Risk ransomware.

Held to ransom

4 February 2019

The article at a glance

A global ransomware cyber attack could cost nearly $200 billion and affect more than 600,000 businesses, says report by the Centre for …

A global ransomware cyber attack could cost nearly $200 billion and affect more than 600,000 businesses, says report by the Centre for Risk Studies at Cambridge Judge and other partners.

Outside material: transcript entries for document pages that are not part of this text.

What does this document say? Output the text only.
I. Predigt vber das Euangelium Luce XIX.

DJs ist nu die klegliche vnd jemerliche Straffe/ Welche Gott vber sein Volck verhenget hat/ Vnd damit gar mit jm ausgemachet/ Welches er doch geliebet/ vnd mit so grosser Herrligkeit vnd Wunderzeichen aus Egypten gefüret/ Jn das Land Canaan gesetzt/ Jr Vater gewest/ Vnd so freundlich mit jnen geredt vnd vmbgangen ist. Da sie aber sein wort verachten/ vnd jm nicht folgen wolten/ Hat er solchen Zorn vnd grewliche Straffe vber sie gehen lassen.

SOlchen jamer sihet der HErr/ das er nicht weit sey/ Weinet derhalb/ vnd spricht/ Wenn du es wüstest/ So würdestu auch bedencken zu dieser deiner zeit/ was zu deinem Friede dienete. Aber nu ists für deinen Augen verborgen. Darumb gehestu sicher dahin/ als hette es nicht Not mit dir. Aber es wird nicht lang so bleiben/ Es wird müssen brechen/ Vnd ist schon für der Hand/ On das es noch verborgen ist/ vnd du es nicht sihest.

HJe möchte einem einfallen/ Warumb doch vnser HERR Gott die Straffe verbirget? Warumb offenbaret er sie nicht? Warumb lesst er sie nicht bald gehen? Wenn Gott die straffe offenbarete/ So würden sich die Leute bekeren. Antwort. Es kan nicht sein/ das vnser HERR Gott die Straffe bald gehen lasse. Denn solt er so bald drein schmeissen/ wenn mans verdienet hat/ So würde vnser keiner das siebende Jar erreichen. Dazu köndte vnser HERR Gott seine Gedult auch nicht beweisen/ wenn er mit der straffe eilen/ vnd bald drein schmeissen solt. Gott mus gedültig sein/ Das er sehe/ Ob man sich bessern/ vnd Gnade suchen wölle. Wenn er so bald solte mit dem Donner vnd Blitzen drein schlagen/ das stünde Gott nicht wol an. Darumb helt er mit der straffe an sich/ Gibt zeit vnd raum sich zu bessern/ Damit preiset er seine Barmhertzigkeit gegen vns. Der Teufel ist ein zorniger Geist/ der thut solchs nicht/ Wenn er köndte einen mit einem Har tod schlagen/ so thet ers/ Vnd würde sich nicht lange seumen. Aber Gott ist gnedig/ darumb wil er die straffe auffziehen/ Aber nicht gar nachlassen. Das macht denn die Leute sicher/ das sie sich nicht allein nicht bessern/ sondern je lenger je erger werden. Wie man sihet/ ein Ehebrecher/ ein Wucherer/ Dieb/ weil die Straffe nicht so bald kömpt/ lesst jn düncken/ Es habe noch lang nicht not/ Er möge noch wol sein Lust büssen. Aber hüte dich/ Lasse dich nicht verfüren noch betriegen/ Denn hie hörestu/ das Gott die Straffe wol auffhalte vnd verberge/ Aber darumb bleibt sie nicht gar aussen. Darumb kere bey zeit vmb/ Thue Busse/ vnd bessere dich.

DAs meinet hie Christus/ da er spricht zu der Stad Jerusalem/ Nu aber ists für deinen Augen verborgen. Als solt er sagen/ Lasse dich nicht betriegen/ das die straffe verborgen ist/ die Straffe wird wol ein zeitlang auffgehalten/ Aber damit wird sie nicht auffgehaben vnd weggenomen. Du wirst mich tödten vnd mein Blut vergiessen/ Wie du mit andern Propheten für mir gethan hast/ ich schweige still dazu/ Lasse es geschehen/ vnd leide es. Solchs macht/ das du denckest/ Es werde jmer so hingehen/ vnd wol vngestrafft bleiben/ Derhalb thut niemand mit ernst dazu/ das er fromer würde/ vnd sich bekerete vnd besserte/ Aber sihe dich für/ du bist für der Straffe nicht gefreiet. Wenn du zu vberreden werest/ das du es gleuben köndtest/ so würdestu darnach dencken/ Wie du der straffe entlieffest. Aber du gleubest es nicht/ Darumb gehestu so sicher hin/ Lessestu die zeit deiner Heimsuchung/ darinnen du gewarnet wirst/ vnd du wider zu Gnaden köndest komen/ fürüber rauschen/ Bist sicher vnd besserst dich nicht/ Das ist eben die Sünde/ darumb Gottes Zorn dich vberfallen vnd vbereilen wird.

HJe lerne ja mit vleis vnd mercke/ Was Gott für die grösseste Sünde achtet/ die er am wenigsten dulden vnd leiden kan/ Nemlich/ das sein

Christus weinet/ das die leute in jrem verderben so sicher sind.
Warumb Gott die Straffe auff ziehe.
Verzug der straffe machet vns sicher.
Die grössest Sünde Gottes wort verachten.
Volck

A global ransomware cyber-attack could cost $193bn and affect more than 600,000 businesses worldwide, says a new report produced by the Centre for Risk Studies at Cambridge Judge Business School and other partners.

In the report’s scenario, the attack is launched through an infected email, which once opened is forwarded to all contacts and within 24 hours encrypts all data on 30 million devices worldwide. Companies of all sizes would be forced to pay a ransom to decrypt their data or to replace their infected devices.

The scenario estimates that retail and healthcare would be the most affected ($25bn each), followed by manufacturing ($24bn). In terms of geography, the US would be the hardest hit with $89bn at risk, followed by Europe at $75bn, Asia at $18bn and the rest of the world at $8bn.

Despite the high costs to business, the report shows the global economy is underprepared for such an attack with 86 per cent of the total economic costs uninsured, leaving an insurance gap of $166bn.

The report, entitled Bashe attack: Global infection by contagious malware, was issued by the Cyber Risk Management (CyRiM) project, a Singapore-based public-private initiative that assesses cyber risks, of which the global insurance market Lloyd’s is a founding member.

Dr Andrew Coburn

The Centre for Risk Studies at Cambridge Judge prepared the cyber risk scenario in the report, based on detailed research in conjunction with Lloyd’s, CyRiM and other contributors.

Dr Andrew Coburn, Chief Scientist at the Centre for Risk Studies, said this scenario “highlights the potential for loss that can occur from contagious malware attacks. It challenges assumptions about cyber preparedness and the adequacy of security measures that companies have in place.”

This report is intended to deepen the understanding of cyber risk liability and aggregation risk in the portfolios of insurers. We hope that this contribution will help improve the understanding of cyber risk and lead to better resilience to attacks like these in the future.